Inspirada ficção de Paulo Scott debate racismo e outros problemas brasileiros
Após o golpe que destituiu Dilma Rousseff do poder – e tudo o que daí adveio – a vida de ficcionistas deve ter ficado mais difícil, concorrer com a realidade brasileira chega a ser desleal. É como diz uma tira de André Dahmer com a qual vez por outra nos deparamos nas redes sociais, que diz: “Lembrem-se./ Um país bom para um chargista trabalhar…/ É um país ruim para vocês viverem”.
Talvez por isso mesmo “Marrom e amarelo”, novo romance de Paulo Scott, não traga a tradicional advertência “baseado em fatos reais”, embora, por outro lado, seja difícil escrever aqui “ficção sobre racismo”.
Scott aborda diversos aspectos do racismo brasileiro, em círculos que vão dos familiares aos universitários, passando por ambientes governamentais (portanto institucionais), com episódios com que qualquer leitor se identificará facilmente: não é difícil dizer que qualquer um deles já foi racista, já sofreu racismo ou já presenciou alguma cena de racismo.
Paulo Scott é narrador habilidoso, como já demonstrou em títulos anteriores. Tem pleno domínio da linguagem e joga com o leitor, abrindo mão de travessões e pontos de interrogação: se o racismo é algo tão corriqueiro (e naturalizado) na sociedade brasileira, o autor coloca no papel a língua de quem pratica e sofre racismo cotidianamente.
Equilibra-se num jogo de flashbacks que acompanha a trajetória de um par de irmãos, Federico e Lourenço, entre a infância e adolescência passadas no Partenon (no que os personagens se confundem com o autor, que viveu naquele bairro da periferia de Porto Alegre até os 22 anos), suas carreiras profissionais e um drama que irá reconectá-los, numa prosa que tem elementos de drama, suspense e policial.

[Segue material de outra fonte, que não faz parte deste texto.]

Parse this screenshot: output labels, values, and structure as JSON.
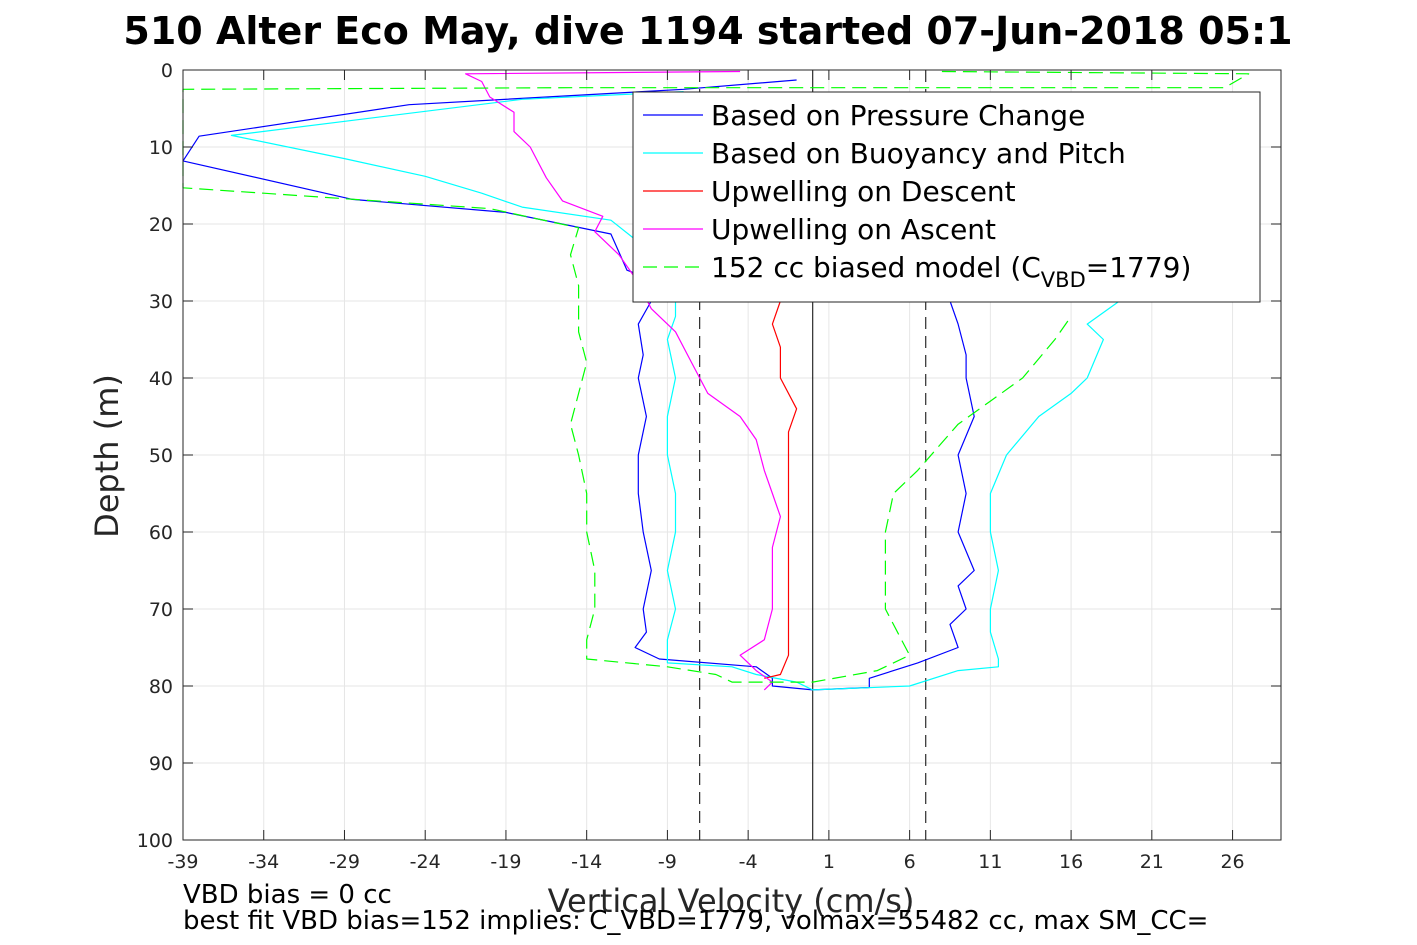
{
  "chart_data": {
    "type": "line",
    "title": "510 Alter Eco May, dive 1194 started 07-Jun-2018 05:1",
    "xlabel": "Vertical Velocity (cm/s)",
    "ylabel": "Depth (m)",
    "xlim": [
      -39,
      29
    ],
    "ylim": [
      100,
      0
    ],
    "y_reversed": true,
    "grid": true,
    "legend_position": "top-right",
    "xticks": [
      -39,
      -34,
      -29,
      -24,
      -19,
      -14,
      -9,
      -4,
      1,
      6,
      11,
      16,
      21,
      26
    ],
    "yticks": [
      0,
      10,
      20,
      30,
      40,
      50,
      60,
      70,
      80,
      90,
      100
    ],
    "footnotes": [
      "VBD bias = 0 cc",
      "best fit VBD bias=152 implies: C_VBD=1779, volmax=55482 cc, max SM_CC="
    ],
    "legend": [
      {
        "label": "Based on Pressure Change",
        "color": "#0000ff",
        "dash": "solid"
      },
      {
        "label": "Based on Buoyancy and Pitch",
        "color": "#00ffff",
        "dash": "solid"
      },
      {
        "label": "Upwelling on Descent",
        "color": "#ff0000",
        "dash": "solid"
      },
      {
        "label": "Upwelling on Ascent",
        "color": "#ff00ff",
        "dash": "solid"
      },
      {
        "label_prefix": "152 cc biased model (C",
        "label_sub": "VBD",
        "label_suffix": "=1779)",
        "color": "#00ff00",
        "dash": "dashed"
      }
    ],
    "reference_lines": [
      {
        "x": 0,
        "style": "solid",
        "color": "#000000"
      },
      {
        "x": -7,
        "style": "dashed",
        "color": "#000000"
      },
      {
        "x": 7,
        "style": "dashed",
        "color": "#000000"
      }
    ],
    "series": [
      {
        "name": "Based on Pressure Change",
        "color": "#0000ff",
        "dash": "solid",
        "points": [
          [
            -1,
            1.3
          ],
          [
            -8,
            2.5
          ],
          [
            -25,
            4.5
          ],
          [
            -38,
            8.6
          ],
          [
            -39,
            11.8
          ],
          [
            -28.5,
            16.8
          ],
          [
            -19,
            18.5
          ],
          [
            -12.5,
            21.3
          ],
          [
            -11.5,
            26
          ],
          [
            -9,
            28
          ],
          [
            -10,
            30
          ],
          [
            -10.8,
            33
          ],
          [
            -10.5,
            37
          ],
          [
            -10.8,
            40
          ],
          [
            -10.3,
            45
          ],
          [
            -10.8,
            50
          ],
          [
            -10.8,
            55
          ],
          [
            -10.5,
            60
          ],
          [
            -10,
            65
          ],
          [
            -10.5,
            70
          ],
          [
            -10.3,
            73
          ],
          [
            -11,
            75
          ],
          [
            -9.5,
            76.5
          ],
          [
            -3.5,
            77.5
          ],
          [
            -2.5,
            79
          ],
          [
            -2.5,
            80
          ],
          [
            0,
            80.5
          ],
          [
            3.5,
            80.2
          ],
          [
            3.5,
            79
          ],
          [
            6.5,
            77
          ],
          [
            9,
            75
          ],
          [
            8.5,
            72
          ],
          [
            9.5,
            70
          ],
          [
            9,
            67
          ],
          [
            10,
            65
          ],
          [
            9,
            60
          ],
          [
            9.5,
            55
          ],
          [
            9,
            50
          ],
          [
            10,
            45
          ],
          [
            9.5,
            40
          ],
          [
            9.5,
            37
          ],
          [
            9,
            33
          ],
          [
            8.5,
            30
          ]
        ]
      },
      {
        "name": "Based on Buoyancy and Pitch",
        "color": "#00ffff",
        "dash": "solid",
        "points": [
          [
            -8,
            2.8
          ],
          [
            -18,
            3.8
          ],
          [
            -36,
            8.5
          ],
          [
            -29,
            11.5
          ],
          [
            -24,
            13.8
          ],
          [
            -20.5,
            16
          ],
          [
            -18,
            17.8
          ],
          [
            -12.5,
            19.5
          ],
          [
            -11,
            22
          ],
          [
            -10,
            26
          ],
          [
            -8.5,
            28
          ],
          [
            -8.5,
            32
          ],
          [
            -9,
            35
          ],
          [
            -8.5,
            40
          ],
          [
            -9,
            45
          ],
          [
            -9,
            50
          ],
          [
            -8.5,
            55
          ],
          [
            -8.5,
            60
          ],
          [
            -9,
            65
          ],
          [
            -8.5,
            70
          ],
          [
            -9,
            74
          ],
          [
            -9,
            77
          ],
          [
            -5,
            77.5
          ],
          [
            -3.5,
            78.5
          ],
          [
            -1,
            79.5
          ],
          [
            0,
            80.5
          ],
          [
            6,
            80
          ],
          [
            9,
            78
          ],
          [
            11.5,
            77.5
          ],
          [
            11.5,
            76.5
          ],
          [
            11,
            73
          ],
          [
            11,
            70
          ],
          [
            11.5,
            65
          ],
          [
            11,
            60
          ],
          [
            11,
            55
          ],
          [
            12,
            50
          ],
          [
            14,
            45
          ],
          [
            16,
            42
          ],
          [
            17,
            40
          ],
          [
            18,
            35
          ],
          [
            17,
            33
          ],
          [
            19,
            30
          ]
        ]
      },
      {
        "name": "Upwelling on Descent",
        "color": "#ff0000",
        "dash": "solid",
        "points": [
          [
            -2,
            30
          ],
          [
            -2.5,
            33
          ],
          [
            -2,
            36
          ],
          [
            -2,
            40
          ],
          [
            -1,
            44
          ],
          [
            -1.5,
            47
          ],
          [
            -1.5,
            50
          ],
          [
            -1.5,
            55
          ],
          [
            -1.5,
            60
          ],
          [
            -1.5,
            66
          ],
          [
            -1.5,
            70
          ],
          [
            -1.5,
            74
          ],
          [
            -1.5,
            76
          ],
          [
            -2,
            78.5
          ],
          [
            -3,
            79
          ]
        ]
      },
      {
        "name": "Upwelling on Ascent",
        "color": "#ff00ff",
        "dash": "solid",
        "points": [
          [
            -4.5,
            0.2
          ],
          [
            -21.5,
            0.5
          ],
          [
            -20.5,
            1.5
          ],
          [
            -20,
            3.5
          ],
          [
            -18.5,
            5.5
          ],
          [
            -18.5,
            8
          ],
          [
            -17.5,
            10
          ],
          [
            -16.5,
            14
          ],
          [
            -15.5,
            17
          ],
          [
            -13,
            19
          ],
          [
            -13.5,
            21
          ],
          [
            -12,
            24
          ],
          [
            -11,
            27
          ],
          [
            -10,
            31
          ],
          [
            -8.5,
            34
          ],
          [
            -7.5,
            38
          ],
          [
            -6.5,
            42
          ],
          [
            -4.5,
            45
          ],
          [
            -3.5,
            48
          ],
          [
            -3,
            52
          ],
          [
            -2.5,
            55
          ],
          [
            -2,
            58
          ],
          [
            -2.5,
            62
          ],
          [
            -2.5,
            66
          ],
          [
            -2.5,
            70
          ],
          [
            -3,
            74
          ],
          [
            -4.5,
            76
          ],
          [
            -3.5,
            78
          ],
          [
            -2.5,
            79.5
          ],
          [
            -3,
            80.5
          ]
        ]
      },
      {
        "name": "152 cc biased model",
        "color": "#00ff00",
        "dash": "dashed",
        "points": [
          [
            8,
            0.2
          ],
          [
            27,
            0.5
          ],
          [
            25.5,
            2.3
          ],
          [
            -15,
            2.3
          ],
          [
            -39,
            2.5
          ],
          [
            -39,
            15.3
          ],
          [
            -34,
            16
          ],
          [
            -20,
            18
          ],
          [
            -14.5,
            20.5
          ],
          [
            -15,
            24
          ],
          [
            -14.5,
            28
          ],
          [
            -14.5,
            34
          ],
          [
            -14,
            38
          ],
          [
            -14.5,
            42
          ],
          [
            -15,
            46
          ],
          [
            -14.5,
            50
          ],
          [
            -14,
            55
          ],
          [
            -14,
            60
          ],
          [
            -13.5,
            65
          ],
          [
            -13.5,
            70
          ],
          [
            -14,
            74
          ],
          [
            -14,
            76.5
          ],
          [
            -9,
            77.5
          ],
          [
            -6,
            78.5
          ],
          [
            -5,
            79.5
          ],
          [
            0,
            79.5
          ],
          [
            4,
            78
          ],
          [
            6,
            76
          ],
          [
            5.5,
            74
          ],
          [
            4.5,
            70
          ],
          [
            4.5,
            60
          ],
          [
            5,
            55
          ],
          [
            6.5,
            52
          ],
          [
            9,
            46
          ],
          [
            11,
            43
          ],
          [
            13,
            40
          ],
          [
            15,
            35
          ],
          [
            16,
            32
          ]
        ]
      }
    ]
  }
}
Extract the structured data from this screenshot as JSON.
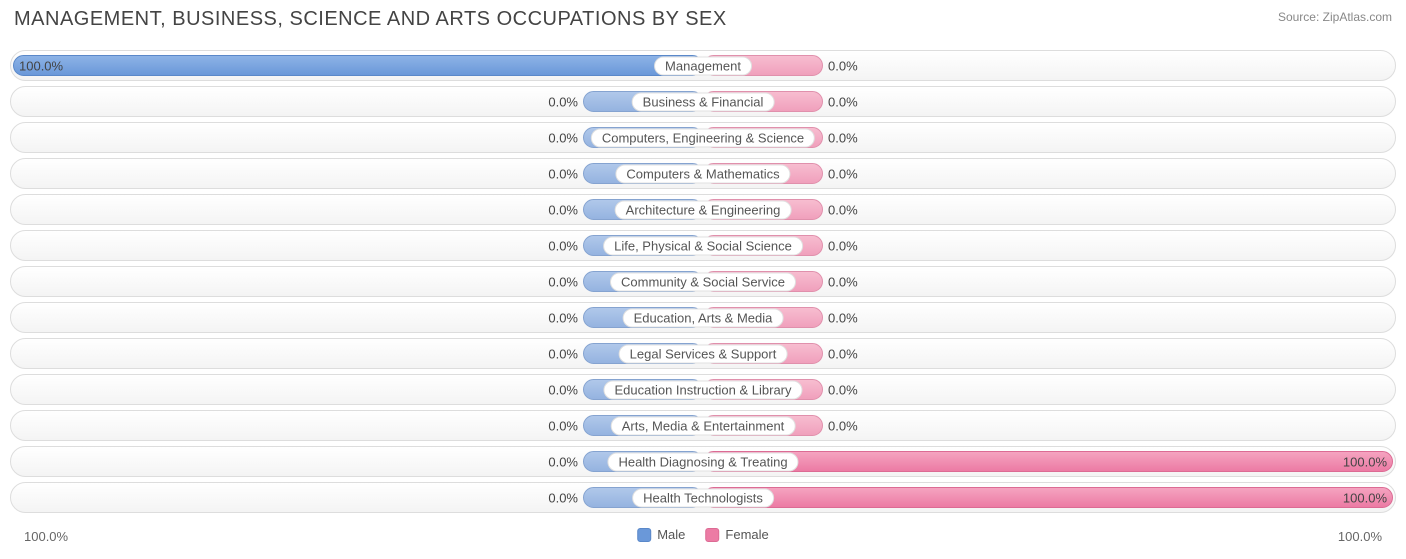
{
  "title": "MANAGEMENT, BUSINESS, SCIENCE AND ARTS OCCUPATIONS BY SEX",
  "source": "Source: ZipAtlas.com",
  "chart": {
    "type": "diverging-bar",
    "male_color": "#6a98d9",
    "male_color_light": "#95b3e0",
    "female_color": "#ec7ba4",
    "female_color_light": "#f0a0bc",
    "border_color": "#dddddd",
    "background_color": "#ffffff",
    "row_bg_gradient": [
      "#ffffff",
      "#f4f4f4"
    ],
    "title_fontsize": 20,
    "label_fontsize": 13,
    "axis_left_label": "100.0%",
    "axis_right_label": "100.0%",
    "legend": {
      "male": "Male",
      "female": "Female"
    },
    "rows": [
      {
        "category": "Management",
        "male_pct": 100.0,
        "female_pct": 0.0,
        "male_label": "100.0%",
        "female_label": "0.0%"
      },
      {
        "category": "Business & Financial",
        "male_pct": 0.0,
        "female_pct": 0.0,
        "male_label": "0.0%",
        "female_label": "0.0%"
      },
      {
        "category": "Computers, Engineering & Science",
        "male_pct": 0.0,
        "female_pct": 0.0,
        "male_label": "0.0%",
        "female_label": "0.0%"
      },
      {
        "category": "Computers & Mathematics",
        "male_pct": 0.0,
        "female_pct": 0.0,
        "male_label": "0.0%",
        "female_label": "0.0%"
      },
      {
        "category": "Architecture & Engineering",
        "male_pct": 0.0,
        "female_pct": 0.0,
        "male_label": "0.0%",
        "female_label": "0.0%"
      },
      {
        "category": "Life, Physical & Social Science",
        "male_pct": 0.0,
        "female_pct": 0.0,
        "male_label": "0.0%",
        "female_label": "0.0%"
      },
      {
        "category": "Community & Social Service",
        "male_pct": 0.0,
        "female_pct": 0.0,
        "male_label": "0.0%",
        "female_label": "0.0%"
      },
      {
        "category": "Education, Arts & Media",
        "male_pct": 0.0,
        "female_pct": 0.0,
        "male_label": "0.0%",
        "female_label": "0.0%"
      },
      {
        "category": "Legal Services & Support",
        "male_pct": 0.0,
        "female_pct": 0.0,
        "male_label": "0.0%",
        "female_label": "0.0%"
      },
      {
        "category": "Education Instruction & Library",
        "male_pct": 0.0,
        "female_pct": 0.0,
        "male_label": "0.0%",
        "female_label": "0.0%"
      },
      {
        "category": "Arts, Media & Entertainment",
        "male_pct": 0.0,
        "female_pct": 0.0,
        "male_label": "0.0%",
        "female_label": "0.0%"
      },
      {
        "category": "Health Diagnosing & Treating",
        "male_pct": 0.0,
        "female_pct": 100.0,
        "male_label": "0.0%",
        "female_label": "100.0%"
      },
      {
        "category": "Health Technologists",
        "male_pct": 0.0,
        "female_pct": 100.0,
        "male_label": "0.0%",
        "female_label": "100.0%"
      }
    ]
  }
}
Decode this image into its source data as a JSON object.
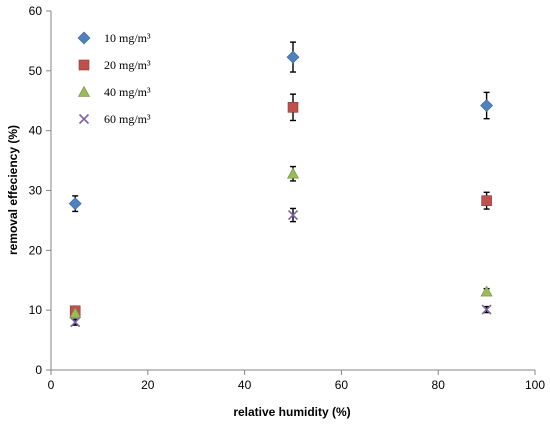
{
  "chart_data": {
    "type": "scatter",
    "xlabel": "relative humidity (%)",
    "ylabel": "removal effeciency (%)",
    "xlim": [
      0,
      100
    ],
    "ylim": [
      0,
      60
    ],
    "x_ticks": [
      "0",
      "20",
      "40",
      "60",
      "80",
      "100"
    ],
    "y_ticks": [
      "0",
      "10",
      "20",
      "30",
      "40",
      "50",
      "60"
    ],
    "grid": false,
    "legend_placement": "top-left",
    "series": [
      {
        "name": "10 mg/m³",
        "marker": "diamond",
        "color": "#4f81bd",
        "x": [
          5,
          50,
          90
        ],
        "y": [
          27.8,
          52.3,
          44.2
        ],
        "err": [
          1.3,
          2.5,
          2.2
        ]
      },
      {
        "name": "20 mg/m³",
        "marker": "square",
        "color": "#c0504d",
        "x": [
          5,
          50,
          90
        ],
        "y": [
          9.9,
          43.9,
          28.3
        ],
        "err": [
          0.5,
          2.2,
          1.4
        ]
      },
      {
        "name": "40 mg/m³",
        "marker": "triangle",
        "color": "#9bbb59",
        "x": [
          5,
          50,
          90
        ],
        "y": [
          9.5,
          32.8,
          13.1
        ],
        "err": [
          0.4,
          1.2,
          0.5
        ]
      },
      {
        "name": "60 mg/m³",
        "marker": "x",
        "color": "#8064a2",
        "x": [
          5,
          50,
          90
        ],
        "y": [
          8.0,
          25.9,
          10.1
        ],
        "err": [
          0.5,
          1.1,
          0.5
        ]
      }
    ]
  }
}
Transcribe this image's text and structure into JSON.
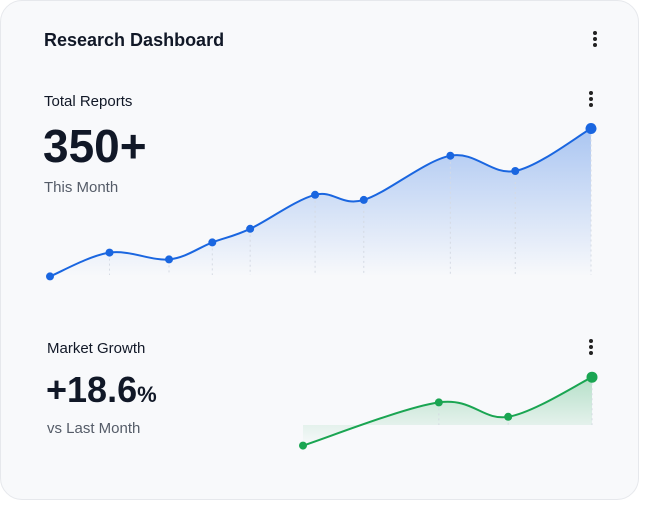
{
  "header": {
    "title": "Research Dashboard"
  },
  "chart_data": [
    {
      "type": "line",
      "title": "Total Reports",
      "headline": "350+",
      "subtitle": "This Month",
      "color": "#1a66e0",
      "x": [
        0,
        11,
        22,
        30,
        37,
        49,
        58,
        74,
        86,
        100
      ],
      "values": [
        8,
        22,
        18,
        28,
        36,
        56,
        53,
        79,
        70,
        95
      ],
      "xlim": [
        0,
        100
      ],
      "ylim": [
        0,
        100
      ]
    },
    {
      "type": "line",
      "title": "Market Growth",
      "headline": "+18.6",
      "headline_unit": "%",
      "subtitle": "vs Last Month",
      "color": "#1aa552",
      "x": [
        0,
        47,
        71,
        100
      ],
      "values": [
        16,
        64,
        48,
        92
      ],
      "xlim": [
        0,
        100
      ],
      "ylim": [
        0,
        100
      ]
    }
  ]
}
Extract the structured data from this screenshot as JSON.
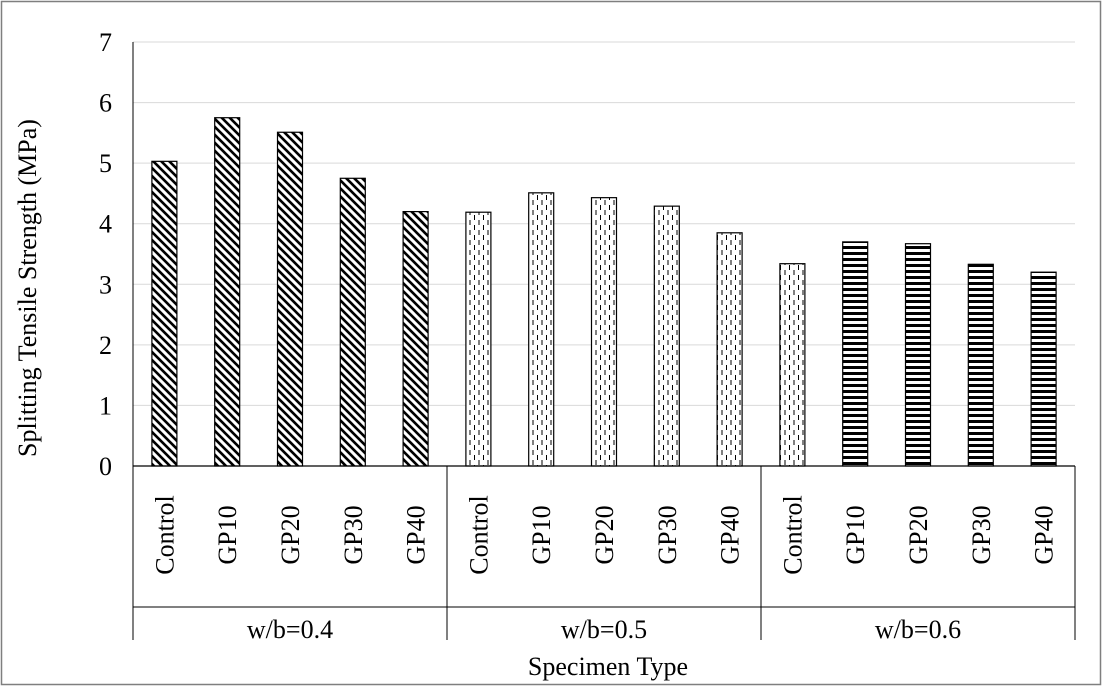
{
  "chart_data": {
    "type": "bar",
    "title": "",
    "xlabel": "Specimen Type",
    "ylabel": "Splitting Tensile Strength  (MPa)",
    "ylim": [
      0,
      7
    ],
    "yticks": [
      "0",
      "1",
      "2",
      "3",
      "4",
      "5",
      "6",
      "7"
    ],
    "grid": "horizontal",
    "legend": "none",
    "groups": [
      {
        "label": "w/b=0.4",
        "pattern": "diagonal-stripes",
        "categories": [
          "Control",
          "GP10",
          "GP20",
          "GP30",
          "GP40"
        ],
        "values": [
          5.03,
          5.75,
          5.51,
          4.75,
          4.2
        ]
      },
      {
        "label": "w/b=0.5",
        "pattern": "dashed-vertical",
        "categories": [
          "Control",
          "GP10",
          "GP20",
          "GP30",
          "GP40"
        ],
        "values": [
          4.19,
          4.51,
          4.43,
          4.29,
          3.85
        ]
      },
      {
        "label": "w/b=0.6",
        "pattern": "mixed",
        "categories": [
          "Control",
          "GP10",
          "GP20",
          "GP30",
          "GP40"
        ],
        "values": [
          3.34,
          3.7,
          3.67,
          3.33,
          3.2
        ],
        "bar_patterns": [
          "dashed-vertical",
          "horizontal-stripes",
          "horizontal-stripes",
          "horizontal-stripes",
          "horizontal-stripes"
        ]
      }
    ]
  }
}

Há também elementos de distopia (outro ponto a aproximar a ficção de Scott da realidade brasileira): o livro começa com a chegada de Federico a uma reunião de uma comissão instituída pelo governo federal para debater novos métodos de acesso de estudantes pardos, negros e indígenas a universidades públicas pela política compensatória das cotas raciais, mote que permeará todo o enredo.
Além do racismo, o livro discute o jeitinho brasileiro, a prevaricação, a corrupção e, não podia ser diferente, tece as devidas críticas ao governo federal, diante dos vários retrocessos diante das temáticas elencadas e de políticas públicas diminuídas ou simplesmente desmontadas.